Zippers are great, and there's an interesting blog post about
implementing Conway's Game of Life using zippers and comonads in Haskell. On the other
hand, if this is still your first week learning Haskell, you might
want to save Comonads for Thursday, right?
Here's another approach that uses simple recursion and list
comprehensions and no complex Haskell features.
First, imagine we have an awesome function:
varyOne :: (a -> [a]) -> [a] -> [[a]]
varyOne = undefined
that works as follows. Given a function f that produces zero or
more variants of an element a, the function call varyOne f xs
generates all variants of the list xs that result from taking
exactly one element of xs, say x in the middle of the list, and replacing it with all the
variants given by f x.
This function is surprisingly flexible. It can generate the list of all variants resulting from forcibly replacing an element by a constant:
> varyOne (\x -> [3]) [1,2,3,4]
[[3,2,3,4],[1,3,3,4],[1,2,3,4],[1,2,3,3]]
By returning a singleton variant for a specific value and an empty list of variants for other values, it can generate all variants that replace an 'o' with an 'i' while suppressing the "variants" where no replacement is possible:
> let varyRow = varyOne (\c -> if c == 'o' then ['i'] else [])
> varyRow "ooxo"
["ioxo","oixo","ooxi"]
and, because varyRow itself generates variants of a row, it can be used with varyOne to generate variants of tables where a particular row has been replaced by its possible variants:
> varyOne varyRow ["ooo","oox","ooo"]
[["ioo","oox","ooo"],["oio","oox","ooo"],["ooi","oox","ooo"],
["ooo","iox","ooo"],["ooo","oix","ooo"],
["ooo","oox","ioo"],["ooo","oox","oio"],["ooo","oox","ooi"]]
It turns out that this awesome function is surprisingly easy to write:
varyOne :: (a -> [a]) -> [a] -> [[a]]
varyOne f (x:xs)
= [y:xs | y <- f x] ++ [x:ys | ys <- varyOne f xs]
varyOne _ [] = []
The first list comprehension generates all the variants for the current element. The second list comprehension generates variants that involve changes to the right of the current element using a recursive varyOne call.

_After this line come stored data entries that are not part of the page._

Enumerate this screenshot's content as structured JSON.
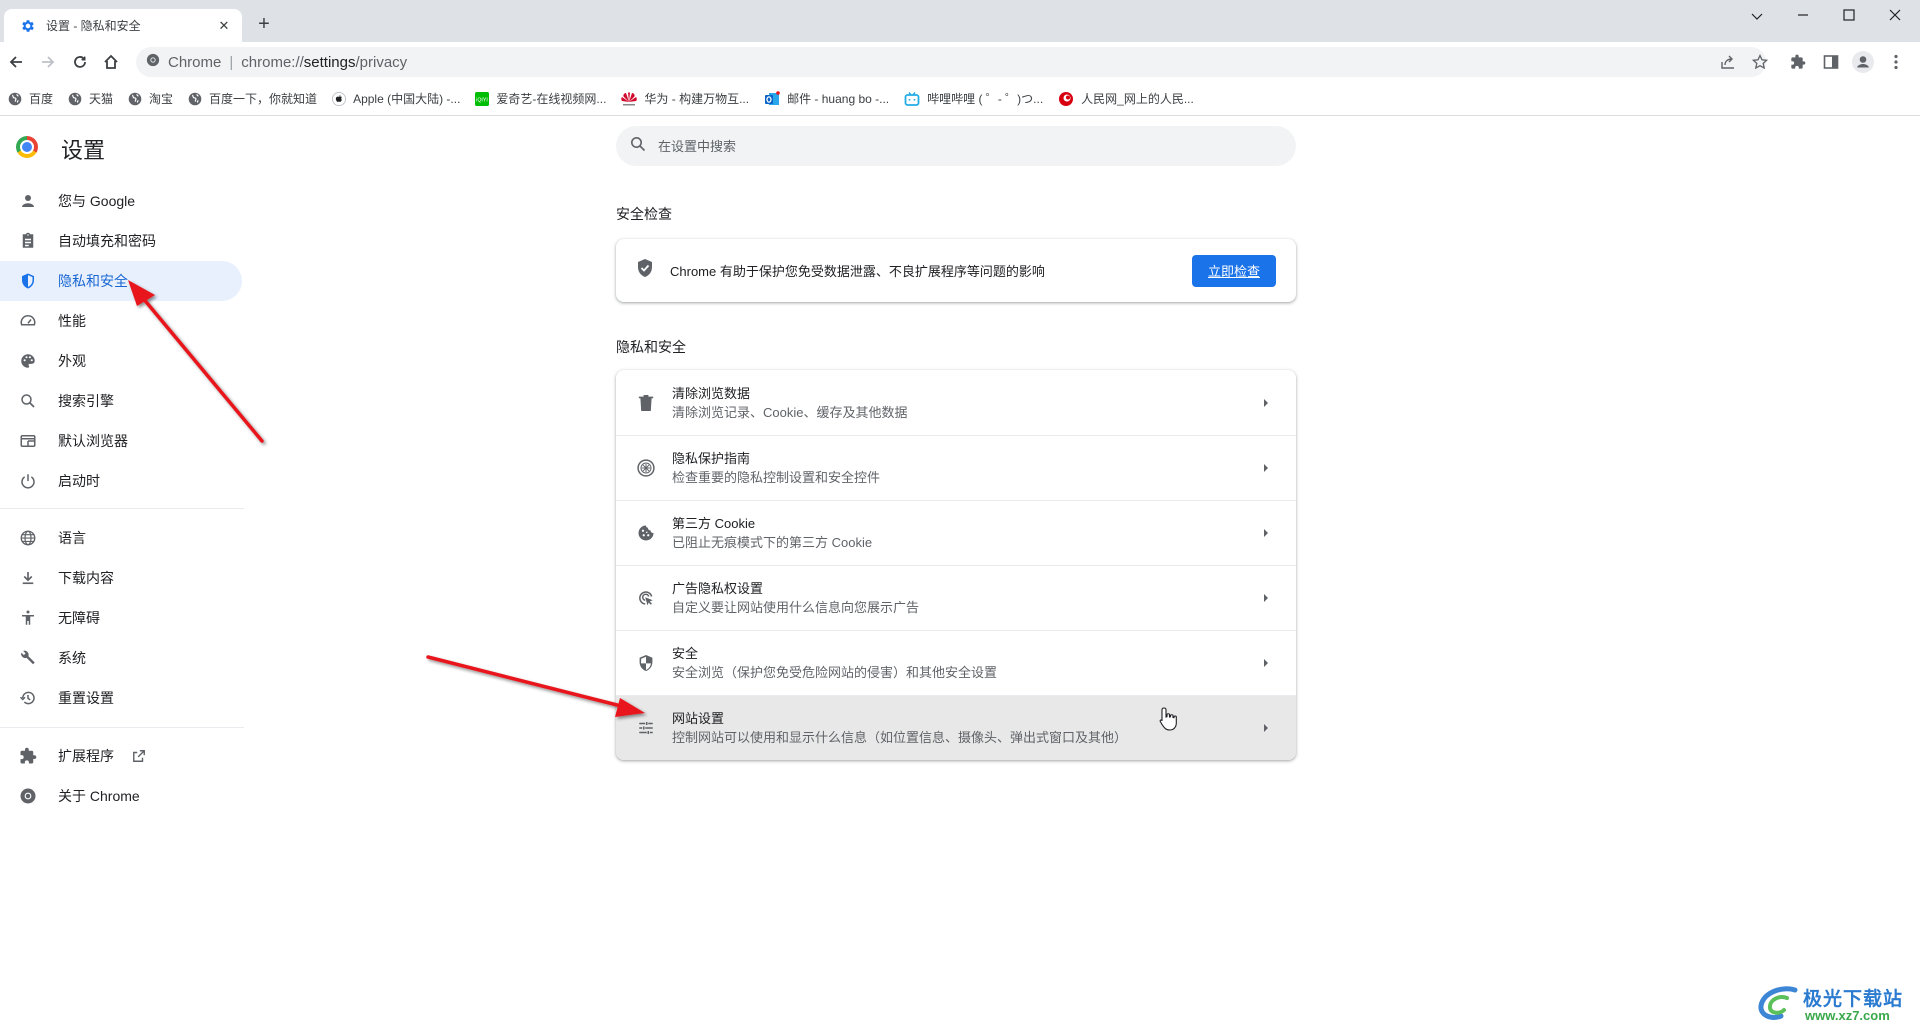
{
  "browser": {
    "tab_title": "设置 - 隐私和安全",
    "tab_icon": "gear-icon",
    "new_tab_label": "+",
    "omnibox": {
      "site_name": "Chrome",
      "separator": "|",
      "url_prefix": "chrome://",
      "url_host": "settings",
      "url_path": "/privacy"
    },
    "bookmarks": [
      {
        "label": "百度",
        "icon": "globe-icon",
        "color": "#5f6368"
      },
      {
        "label": "天猫",
        "icon": "globe-icon",
        "color": "#5f6368"
      },
      {
        "label": "淘宝",
        "icon": "globe-icon",
        "color": "#5f6368"
      },
      {
        "label": "百度一下，你就知道",
        "icon": "globe-icon",
        "color": "#5f6368"
      },
      {
        "label": "Apple (中国大陆) -...",
        "icon": "apple-icon",
        "color": "#3c4043"
      },
      {
        "label": "爱奇艺-在线视频网...",
        "icon": "iqiyi-icon",
        "color": "#00be06"
      },
      {
        "label": "华为 - 构建万物互...",
        "icon": "huawei-icon",
        "color": "#cf0a2c"
      },
      {
        "label": "邮件 - huang bo -...",
        "icon": "outlook-icon",
        "color": "#0a64c8"
      },
      {
        "label": "哔哩哔哩 ( ゜- ゜)つ...",
        "icon": "bilibili-icon",
        "color": "#23ade5"
      },
      {
        "label": "人民网_网上的人民...",
        "icon": "people-daily-icon",
        "color": "#d7000f"
      }
    ]
  },
  "settings": {
    "title": "设置",
    "search_placeholder": "在设置中搜索",
    "sidebar": [
      {
        "label": "您与 Google",
        "icon": "person-icon",
        "active": false
      },
      {
        "label": "自动填充和密码",
        "icon": "clipboard-icon",
        "active": false
      },
      {
        "label": "隐私和安全",
        "icon": "shield-icon",
        "active": true
      },
      {
        "label": "性能",
        "icon": "speedometer-icon",
        "active": false
      },
      {
        "label": "外观",
        "icon": "palette-icon",
        "active": false
      },
      {
        "label": "搜索引擎",
        "icon": "search-icon",
        "active": false
      },
      {
        "label": "默认浏览器",
        "icon": "browser-window-icon",
        "active": false
      },
      {
        "label": "启动时",
        "icon": "power-icon",
        "active": false
      },
      {
        "label": "语言",
        "icon": "globe-icon",
        "active": false
      },
      {
        "label": "下载内容",
        "icon": "download-icon",
        "active": false
      },
      {
        "label": "无障碍",
        "icon": "accessibility-icon",
        "active": false
      },
      {
        "label": "系统",
        "icon": "wrench-icon",
        "active": false
      },
      {
        "label": "重置设置",
        "icon": "history-icon",
        "active": false
      },
      {
        "label": "扩展程序",
        "icon": "puzzle-icon",
        "active": false,
        "external": true
      },
      {
        "label": "关于 Chrome",
        "icon": "chrome-icon",
        "active": false
      }
    ],
    "safety_check": {
      "heading": "安全检查",
      "text": "Chrome 有助于保护您免受数据泄露、不良扩展程序等问题的影响",
      "button": "立即检查"
    },
    "privacy": {
      "heading": "隐私和安全",
      "rows": [
        {
          "title": "清除浏览数据",
          "subtitle": "清除浏览记录、Cookie、缓存及其他数据",
          "icon": "trash-icon"
        },
        {
          "title": "隐私保护指南",
          "subtitle": "检查重要的隐私控制设置和安全控件",
          "icon": "compass-icon"
        },
        {
          "title": "第三方 Cookie",
          "subtitle": "已阻止无痕模式下的第三方 Cookie",
          "icon": "cookie-icon"
        },
        {
          "title": "广告隐私权设置",
          "subtitle": "自定义要让网站使用什么信息向您展示广告",
          "icon": "ad-privacy-icon"
        },
        {
          "title": "安全",
          "subtitle": "安全浏览（保护您免受危险网站的侵害）和其他安全设置",
          "icon": "security-shield-icon"
        },
        {
          "title": "网站设置",
          "subtitle": "控制网站可以使用和显示什么信息（如位置信息、摄像头、弹出式窗口及其他）",
          "icon": "tune-icon",
          "hovered": true
        }
      ]
    }
  },
  "watermark": {
    "name": "极光下载站",
    "url": "www.xz7.com"
  },
  "colors": {
    "accent": "#1a73e8",
    "active_nav_bg": "#e8f0fe",
    "annotation_arrow": "#e8141a"
  }
}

Given varyOne, we can define:
replaceOne :: Char -> Char -> Mappy -> [Mappy]
replaceOne old new = varyOne (varyOne rep1)
where rep1 x = if x == old then [new] else []
and:
> replaceOne 'o' 'i' ["ooo","oox","ooo"]
[["ioo","oox","ooo"],["oio","oox","ooo"],["ooi","oox","ooo"]

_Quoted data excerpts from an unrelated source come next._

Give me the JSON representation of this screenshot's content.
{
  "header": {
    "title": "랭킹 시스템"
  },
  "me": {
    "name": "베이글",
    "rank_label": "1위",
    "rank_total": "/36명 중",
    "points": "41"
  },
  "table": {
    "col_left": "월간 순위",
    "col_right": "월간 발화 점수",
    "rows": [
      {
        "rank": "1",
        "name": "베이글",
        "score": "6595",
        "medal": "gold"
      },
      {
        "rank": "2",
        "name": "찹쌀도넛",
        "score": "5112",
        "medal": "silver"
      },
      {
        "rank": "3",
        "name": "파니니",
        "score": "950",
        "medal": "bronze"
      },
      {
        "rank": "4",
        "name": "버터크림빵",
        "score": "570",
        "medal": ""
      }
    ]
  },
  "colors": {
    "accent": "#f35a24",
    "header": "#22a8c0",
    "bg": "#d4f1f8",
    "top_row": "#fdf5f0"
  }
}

,["ooo","iox","ooo"],["ooo","oix","ooo"]
,["ooo","oox","ioo"],["ooo","oox","oio"],["ooo","oox","ooi"]]
is probably the function you're looking for.
If you prefer to unconditionally replace a single element with i, no matter what the old element was, then this will work:
> varyOne (varyOne (const ['i'])) ["ooo","oox","ooo"]
[["ioo","oox","ooo"],["oio","oox","ooo"],["ooi","oox","ooo"]
,["ooo","iox","ooo"],["ooo","oix","ooo"],["ooo","ooi","ooo"]
,["ooo","oox","ioo"],["ooo","oox","oio"],["ooo","oox","ooi"]]
What you want, young BaasBartMans, is a Zipper.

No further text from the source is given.